| New Scientist, 15 November 2003
Chicken meat has never been more abundant, but as what cost to the birds? Joyce D’Silva’s organisation is challenging the breeders through the courts
By Joyce D’Silva
Forty years ago, when chicken meat was still a luxury, fewe than 8 billion broilers a year were consumer worldwide. This year some 49 billion chickens will reach our tables, while out in the factory farms chickens are being hatched, grown and slaughtered with ever increasing speed to meet the escalating demand for lean protein and fat profits. There is a hidden cost to this, and it is paid by the chickens themselves.
Three decades ago it took nearly three months to grow a broiler chicken to an average slaughter weight of 2 kilograms. This year, a typical fluffy day-old chick will be ready for slaughter after just 41 days – and the commercial imperative is to reduce this by a day a year. One wonders where the cut-off point will be. More immediately, where is all this faster growth coming from, and what is it doing to the animals?
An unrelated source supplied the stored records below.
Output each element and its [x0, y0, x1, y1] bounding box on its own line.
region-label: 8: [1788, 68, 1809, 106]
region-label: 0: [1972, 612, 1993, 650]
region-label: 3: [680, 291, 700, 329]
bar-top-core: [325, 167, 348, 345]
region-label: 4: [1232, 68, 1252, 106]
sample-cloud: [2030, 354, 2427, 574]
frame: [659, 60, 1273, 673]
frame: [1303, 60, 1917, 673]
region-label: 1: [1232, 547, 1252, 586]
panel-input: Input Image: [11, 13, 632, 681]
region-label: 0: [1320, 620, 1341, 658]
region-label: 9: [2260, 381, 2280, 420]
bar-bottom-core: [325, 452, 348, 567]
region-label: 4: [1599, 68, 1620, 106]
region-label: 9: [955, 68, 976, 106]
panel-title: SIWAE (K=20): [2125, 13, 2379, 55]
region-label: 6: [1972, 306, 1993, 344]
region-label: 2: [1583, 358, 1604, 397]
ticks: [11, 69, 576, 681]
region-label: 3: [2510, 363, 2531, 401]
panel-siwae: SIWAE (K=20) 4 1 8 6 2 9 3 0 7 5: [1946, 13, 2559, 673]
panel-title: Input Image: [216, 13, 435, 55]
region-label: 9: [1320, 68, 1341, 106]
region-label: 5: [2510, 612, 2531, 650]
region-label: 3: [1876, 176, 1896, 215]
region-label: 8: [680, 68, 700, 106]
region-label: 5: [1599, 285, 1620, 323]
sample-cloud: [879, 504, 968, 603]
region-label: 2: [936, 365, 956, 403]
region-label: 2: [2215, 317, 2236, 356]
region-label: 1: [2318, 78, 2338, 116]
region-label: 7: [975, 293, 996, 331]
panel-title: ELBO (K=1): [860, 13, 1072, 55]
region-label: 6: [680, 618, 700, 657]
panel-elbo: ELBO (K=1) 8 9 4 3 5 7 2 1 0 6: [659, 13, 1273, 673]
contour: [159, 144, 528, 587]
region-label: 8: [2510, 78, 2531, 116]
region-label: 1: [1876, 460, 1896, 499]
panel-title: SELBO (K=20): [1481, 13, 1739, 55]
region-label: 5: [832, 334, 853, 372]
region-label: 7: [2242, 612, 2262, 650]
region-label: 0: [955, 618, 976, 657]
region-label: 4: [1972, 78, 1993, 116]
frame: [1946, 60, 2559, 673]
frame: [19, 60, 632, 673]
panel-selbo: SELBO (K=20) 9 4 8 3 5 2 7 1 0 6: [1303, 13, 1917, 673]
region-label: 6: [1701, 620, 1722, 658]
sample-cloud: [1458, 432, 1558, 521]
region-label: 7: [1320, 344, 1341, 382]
For the answers, we need to look not at the notorious confinement practise of the industrial ‘factory’ farming – though these do create scandalous welfare problems – but a far more insidious practice: extreme selective breeding.
In recent decades, genetic selection of breeding animals for greater productivity (profit, in other words) has given us dairy cows producing 10 times as much milk as their calf would drink, double-muscled beef cattle so large that caesarean births are the norm, chickens growing so fast that their bodies give way under the metabolic strain. Yet because the breeding techniques are labelled ‘conventional’, as opposed to ‘GM’, they have so far escaped intense scrutiny. This could be about to change.
Last month, the international campaigning group that I direct, Compassion in World Farming (CIWF), brought a case to the High Court in London challenging the UK government’s policies on broiler farming. Our main goal in the case – the first judicial review of its kind – is to end selective breeding of broilers for fast growth. Judgement is due this month.
Why is this case necessary? Let’s look at the evidence. Chickens reared for meat today are growing twice as fast they were 30 years ago. They are also being bred from an ever narrowing gene pool: 98% of the world’s meat chickens are descended from birds supplied by just three companies. These birds grow so quickly and to such a weight that their skeletal structure often gives way, leading to lameness. A recognised method of ‘gait-scoring’, in which trained researchers assess the bird’s mobility as they move around the shed, reveals that as many as 20% have moderate to sever lameness.
And that means suffering. Research in the UK at the University of Bristol has shown that lame chickens will select feed laced with analgesics, and that ingestion of these painkillers facilitates more normal movement – both evidence that these chickens are in pain. The high metabolic rate of fast-growing chickens can also put intolerable strain on the cardiovascular system, and a significant proportion of the birds develop conditions known as ascites, which leads to heart failure, oedema of the liver and , eventually, death.
CIWF has filmed both fast-growing and slower growing birds. There is a striking contrast between a shed full of fast-growing broilers, many struggling to get to feed and water points, and the free-range, slow growing birds running about on strong legs and even able to fly up to trees to perch.
And the picture gets worse. If the fast-growing chickens are fed normally and not slaughtered young, only about half will survive to one year. To keep chickens alive long enough for them to reach puberty and breed (20 weeks0 they have to be raised on severely restricted diet. With rations down to 30% of what they would normally eat, the birds are chronically hungry and stressed.
Our legal challenge to all this draws on a European Union directive of 1998, which stipulates no animals should be farmed ‘unless it can be reasonably be expected on the basis of its genotype…that it can be kept without detrimental effect on its health or welfare’.
The directive also declares that animals should be given enough food to keep them in good health and satisfy their nutritional needs. In the UK, the law goes even further, requiring a diet that promotes ‘positive well-being’.
The farmers of fast-growing chickens cannot be squared with such laws. And while our challenge focused on UK government, its implications are global. A victory in the High Court would send a strong signal to multinational breeding companies hat growth rate and efficiency with which birds turn feed into meat must not be the overwhelming selection criteria. Slower-growing breeds already exist which can and must be used.
The very least we our farmed animals is a fundamentally sound genetic make-up and enough food to avoid near-constant hunger. It is time to ensure that our laws deliver these welfare basics and curb the extremes of selective breeding. Any reluctance to act would be disaster for chickens – and in the long run, a disaster for our chances of safeguarding farm animal welfare in a future threatened by cloning and genetic engineering.